Une des sentences les plus injustes du XIXe siècle fut sans conteste le délit de vagabondage. Alors que le terme moderne serait celui de SDF, à l'époque, il était formellement interdit de mendier ou de marauder.
Acte de condamnation de Louis ULM (1912)
Les numéros des maisons ont pu changer avec les nouvelles attributions de numérotation
Nous citerons ici le cas typique et l'histoire de la famille ULM de Valff. Le père François Georges est originaire de Kilstett dans le Bas-Rhin. Il épouse Crésence DÜRR et s'installe à Valff au n°12 de l'époque dans la rue Haute. En 1888 on retrouve la famille au n°48 de la Rue Principale. François est vannier, un métier tout à fait honorable à l'époque. De nombreux produits de leur fabrication étaient utiles à toute la population. Il vannait des dessus des chaises, l'habillage des récipients d'eau de vie, des corbeilles et bien d'autres choses. Pour étendre leur clientèle, les vanniers avaient l'habitude de voyager à travers le pays. Seulement voilà ! Quand décède la mère au foyer, les hommes ne savent pas faire. A la mort de Crésence, la mère, la famille se disloque. Le décès de la petite Marie Louise 11 ans, aggrave les choses. L'excès de boisson est souvent le remède pour supporter la vanité de la vie !
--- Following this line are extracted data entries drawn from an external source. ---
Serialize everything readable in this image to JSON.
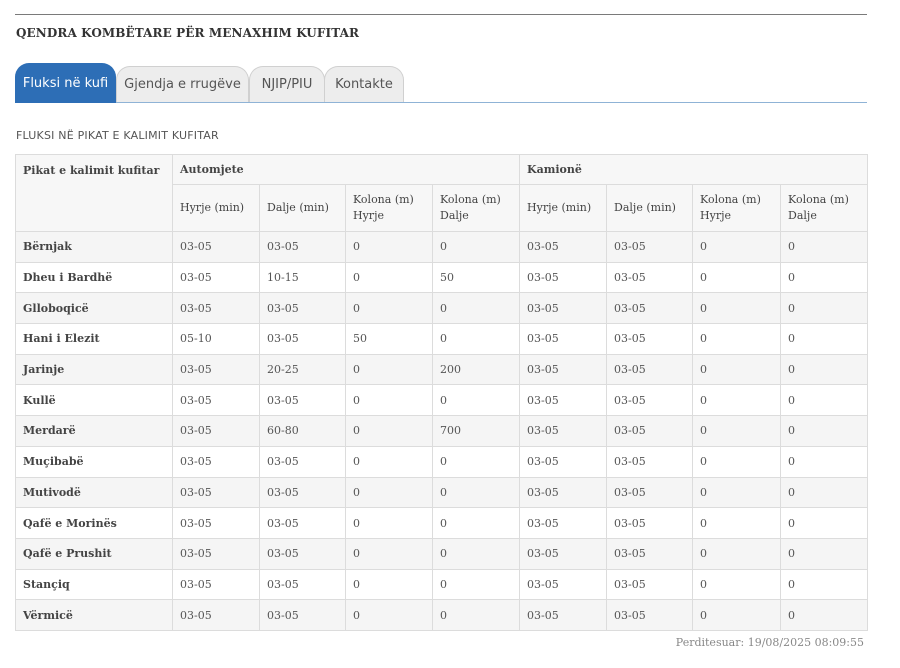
{
  "header": {
    "title": "QENDRA KOMBËTARE PËR MENAXHIM KUFITAR"
  },
  "tabs": [
    {
      "label": "Fluksi në kufi",
      "active": true
    },
    {
      "label": "Gjendja e rrugëve",
      "active": false
    },
    {
      "label": "NJIP/PIU",
      "active": false
    },
    {
      "label": "Kontakte",
      "active": false
    }
  ],
  "section": {
    "title": "FLUKSI NË PIKAT E KALIMIT KUFITAR"
  },
  "table": {
    "point_header": "Pikat e kalimit kufitar",
    "groups": [
      "Automjete",
      "Kamionë"
    ],
    "subheaders": [
      "Hyrje (min)",
      "Dalje (min)",
      "Kolona (m) Hyrje",
      "Kolona (m) Dalje",
      "Hyrje (min)",
      "Dalje (min)",
      "Kolona (m) Hyrje",
      "Kolona (m) Dalje"
    ],
    "rows": [
      [
        "Bërnjak",
        "03-05",
        "03-05",
        "0",
        "0",
        "03-05",
        "03-05",
        "0",
        "0"
      ],
      [
        "Dheu i Bardhë",
        "03-05",
        "10-15",
        "0",
        "50",
        "03-05",
        "03-05",
        "0",
        "0"
      ],
      [
        "Glloboqicë",
        "03-05",
        "03-05",
        "0",
        "0",
        "03-05",
        "03-05",
        "0",
        "0"
      ],
      [
        "Hani i Elezit",
        "05-10",
        "03-05",
        "50",
        "0",
        "03-05",
        "03-05",
        "0",
        "0"
      ],
      [
        "Jarinje",
        "03-05",
        "20-25",
        "0",
        "200",
        "03-05",
        "03-05",
        "0",
        "0"
      ],
      [
        "Kullë",
        "03-05",
        "03-05",
        "0",
        "0",
        "03-05",
        "03-05",
        "0",
        "0"
      ],
      [
        "Merdarë",
        "03-05",
        "60-80",
        "0",
        "700",
        "03-05",
        "03-05",
        "0",
        "0"
      ],
      [
        "Muçibabë",
        "03-05",
        "03-05",
        "0",
        "0",
        "03-05",
        "03-05",
        "0",
        "0"
      ],
      [
        "Mutivodë",
        "03-05",
        "03-05",
        "0",
        "0",
        "03-05",
        "03-05",
        "0",
        "0"
      ],
      [
        "Qafë e Morinës",
        "03-05",
        "03-05",
        "0",
        "0",
        "03-05",
        "03-05",
        "0",
        "0"
      ],
      [
        "Qafë e Prushit",
        "03-05",
        "03-05",
        "0",
        "0",
        "03-05",
        "03-05",
        "0",
        "0"
      ],
      [
        "Stançiq",
        "03-05",
        "03-05",
        "0",
        "0",
        "03-05",
        "03-05",
        "0",
        "0"
      ],
      [
        "Vërmicë",
        "03-05",
        "03-05",
        "0",
        "0",
        "03-05",
        "03-05",
        "0",
        "0"
      ]
    ]
  },
  "footer": {
    "updated": "Perditesuar: 19/08/2025 08:09:55"
  },
  "colors": {
    "accent": "#2d6eb6",
    "tab_inactive": "#ededed",
    "row_alt": "#f5f5f5"
  }
}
Enfants pauvres à Strasbourg (Date inconnue)
Acte de naissance de Louis ULM (1867)
Louis Charles part à l'aventure. Né le 5 septembre 1867, il a 30 ans. C'est à partir de ce moment que l'on suit sa trace. Première condamnation pour vagabondage et mendicité en janvier 1898. Sentence : 2 jours de prison par le tribunal de Molsheim. La même année en juillet, 3 semaines par le tribunal de Schirmeck. Puis les peines s'enchaînent :
- Avril 1901 : 1 semaine de prison par le tribunal de Molsheim
- Janvier 1903 : 14 jours par le tribunal de Benfeld
- 1904 : il est emprisonné dans le camp de travail à Phalsbourg
- 1905 : transféré du camp de Phalsbourg vers Saarbrück
- 1906 : 5 jours de prison par le tribunal de Molsheim, il venait de quitter le camp de Phalsbourg où il était retourné pour récidive
- 1909 : 2 semaines, tribunal de Molsheim
- 1912 : 20 jours par le tribunal de Hochfelden. Le délai de probation est fixé à chaque fois à 2 ans.
Vanniers dans le quartier de la Robertsau à Strasbourg vers 1935
Le début de la première Guerre Mondial occupera l'administration à d'autres tâches. Les errants et les sans abris seront légion. Louis ULM disparait. Tout comme sa sœur Louise, qui, tout comme son frère, avait écopé d'une peine de prison en 1898 pour la même sentence. Extrait : « 5 Tage haft fü bettelns an Frau Louise ULM, Ehefrau von Eugen Führÿ, 25 Jahre alt, Korbmacherin ». (5 jours de prison pour mendicité pour Louise Ulm, femme de Eugène Fuhry, 25 ans, vannière). Son mari, vannier de Huttenheim, n'est pas un tendre non plus ; il purgera 1 mois de prison pour agression physique.
Heureusement la mentalité à changé. Le mépris des vanniers s'est émoussé. Restent en souvenir quelques gros-mots comme « Dü Kerbmancher » (vannier) ou « Drak Kores » (sale corporation).